Le mot "Douchan" et son origine
- Dans les sources anciennes concernant les Leviim : Le mot "Douchan" est déjà mentionné dans la Michna, mais dans les sources anciennes, il est spécifiquement employé pour les Leviim qui se tenaient sur l'estrade, et non pour les kohanim. C'est également le cas dans l'ordre des sacrifices récité chaque matin : "Leviim beDouchanam" (les Leviim sur leur estrade), ainsi que dans les kinot de Ticha BeAv.
- L'expression concernant les kohanim : Lorsqu'on parle des kohanim, l'expression employée est "Nesse'at Kapayim" (le lever des mains), et non le fait de "monter au Douchan". L'utilisation de l'expression "monter au Douchan" pour les kohanim est apparue plus tard, et certains affirment que ce n'est qu'après la destruction du Temple.
- L'origine du mot : Ce mot n'est pas hébreu, et il n'est même pas certain qu'il soit araméen. Il y a différentes opinions sur son origine, et certains pensent qu'il vient d'une langue étrangère.
- Dans le Beth HaMikdach : Il n'y avait pas là-bas d'Aron HaKodech, mais des degrés, quinze marches, sur lesquelles se tenaient les Leviim.

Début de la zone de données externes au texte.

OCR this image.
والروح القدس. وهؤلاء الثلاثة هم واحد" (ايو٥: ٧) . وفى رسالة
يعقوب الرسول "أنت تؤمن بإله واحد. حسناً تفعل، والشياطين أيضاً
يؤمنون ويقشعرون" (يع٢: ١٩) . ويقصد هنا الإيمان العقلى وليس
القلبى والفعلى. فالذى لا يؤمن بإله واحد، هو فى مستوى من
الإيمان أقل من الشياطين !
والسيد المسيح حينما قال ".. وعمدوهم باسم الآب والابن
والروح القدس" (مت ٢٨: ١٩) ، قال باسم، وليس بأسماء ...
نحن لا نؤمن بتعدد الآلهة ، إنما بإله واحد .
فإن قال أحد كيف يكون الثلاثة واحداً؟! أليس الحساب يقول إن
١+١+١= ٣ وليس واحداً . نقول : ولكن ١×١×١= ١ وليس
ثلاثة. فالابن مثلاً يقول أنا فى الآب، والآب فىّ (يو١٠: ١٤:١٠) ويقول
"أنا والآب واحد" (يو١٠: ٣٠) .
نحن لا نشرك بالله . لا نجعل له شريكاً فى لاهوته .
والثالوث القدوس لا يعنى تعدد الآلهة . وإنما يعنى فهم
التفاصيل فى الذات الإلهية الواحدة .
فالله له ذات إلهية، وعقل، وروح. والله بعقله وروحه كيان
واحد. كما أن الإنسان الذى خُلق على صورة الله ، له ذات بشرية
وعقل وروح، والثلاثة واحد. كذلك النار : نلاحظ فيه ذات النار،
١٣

En passant · Rav Itshak Tamar et les personnalités mentionnées
- Rav Itshak Tamar : Rabbin au conseil rabbinique de Tel Aviv, grand talmid chacham, qui a composé un commentaire sur le Talmud de Jérusalem intitulé "Aley Tamar", en environ sept volumes, couvrant l'ensemble du Talmud de Jérusalem.
- Sa bibliothèque : Il possédait une grande et importante bibliothèque, qui a été donnée après son décès, semble-t-il, à la yéchiva Har Etsion.

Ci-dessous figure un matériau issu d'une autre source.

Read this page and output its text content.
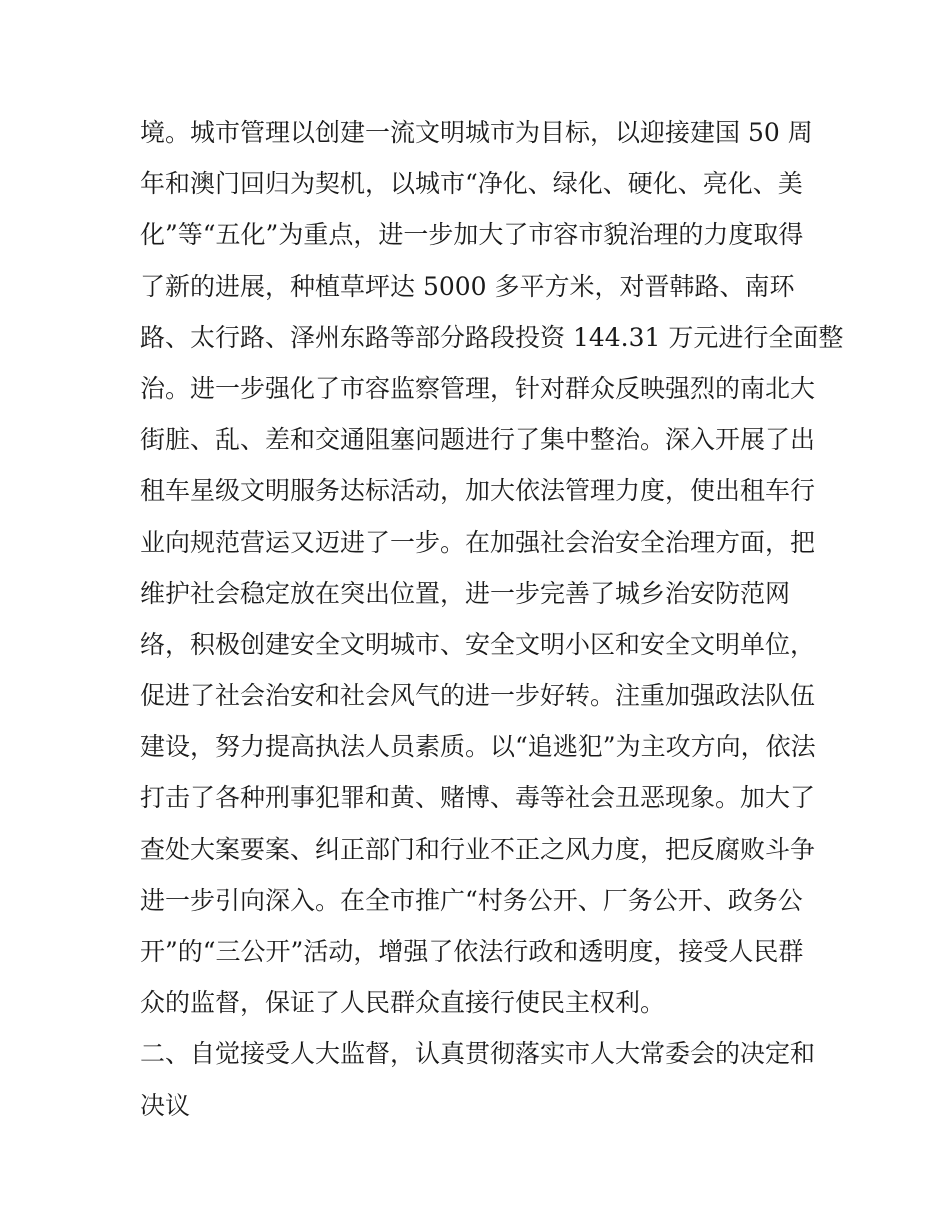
境。城市管理以创建一流文明城市为目标，以迎接建国 50 周
年和澳门回归为契机，以城市“净化、绿化、硬化、亮化、美
化”等“五化”为重点，进一步加大了市容市貌治理的力度取得
了新的进展，种植草坪达 5000 多平方米，对晋韩路、南环
路、太行路、泽州东路等部分路段投资 144.31 万元进行全面整
治。进一步强化了市容监察管理，针对群众反映强烈的南北大
街脏、乱、差和交通阻塞问题进行了集中整治。深入开展了出
租车星级文明服务达标活动，加大依法管理力度，使出租车行
业向规范营运又迈进了一步。在加强社会治安全治理方面，把
维护社会稳定放在突出位置，进一步完善了城乡治安防范网
络，积极创建安全文明城市、安全文明小区和安全文明单位，
促进了社会治安和社会风气的进一步好转。注重加强政法队伍
建设，努力提高执法人员素质。以“追逃犯”为主攻方向，依法
打击了各种刑事犯罪和黄、赌博、毒等社会丑恶现象。加大了
查处大案要案、纠正部门和行业不正之风力度，把反腐败斗争
进一步引向深入。在全市推广“村务公开、厂务公开、政务公
开”的“三公开”活动，增强了依法行政和透明度，接受人民群
众的监督，保证了人民群众直接行使民主权利。
二、自觉接受人大监督，认真贯彻落实市人大常委会的决定和
决议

- La Birkat Kohanim chez le Rav Kook : Le Rav Waldenberg disait d'aller recevoir la bénédiction des kohanim dans la synagogue du Rav Kook à Jérusalem, car il était connu pour son amour du peuple juif, et la bénédiction doit être récitée avec amour.
En passant · Les coutumes de Haïfa et Safed concernant la Birkat Kohanim
- À Haïfa : La coutume est de suivre l'usage de la diaspora (Houts laAretz), où l'on ne fait la bénédiction des kohanim que les jours de fête (Yom Tov).
- À Safed (Tsfat) : Une telle coutume n'est pas connue.
- Raison possible : Ces coutumes n'ont pas de source claire. Il est possible que ceux qui ont fondé la communauté venaient de l'étranger et ont continué à suivre l'usage de la diaspora. De même, en Galilée, les premiers à s'y installer venaient de l'étranger.
- Autre raison tirée de la Guemara : La Guemara dit que les habitants de Haïfa et de Beit Chéan ne prononçaient pas bien les lettres. Or, lors de la Birkat Kohanim, il faut être précis dans la prononciation, comme pour le mot "Viychouneka". Certains y ont vu la raison pour laquelle ils ne faisaient pas la Birkat Kohanim toute l'année, mais seulement à Yom Tov.
En passant · Questions annexes soulevées
- Pourquoi avoir besoin d'un canal : Si la bénédiction vient du Saint béni soit-Il, pourquoi doit-elle passer par les kohanim et ne bénit-Il pas directement. Cette question n'a pas été expliquée ici.
- L'offrande d'un sacrifice par le propriétaire : De la même manière, on peut se demander pourquoi celui qui apporte un sacrifice ne l'offre pas lui-même, mais le donne au kohen. Il en va de même pour les autres services du Beth HaMikdach, qui ont été confiés aux kohanim.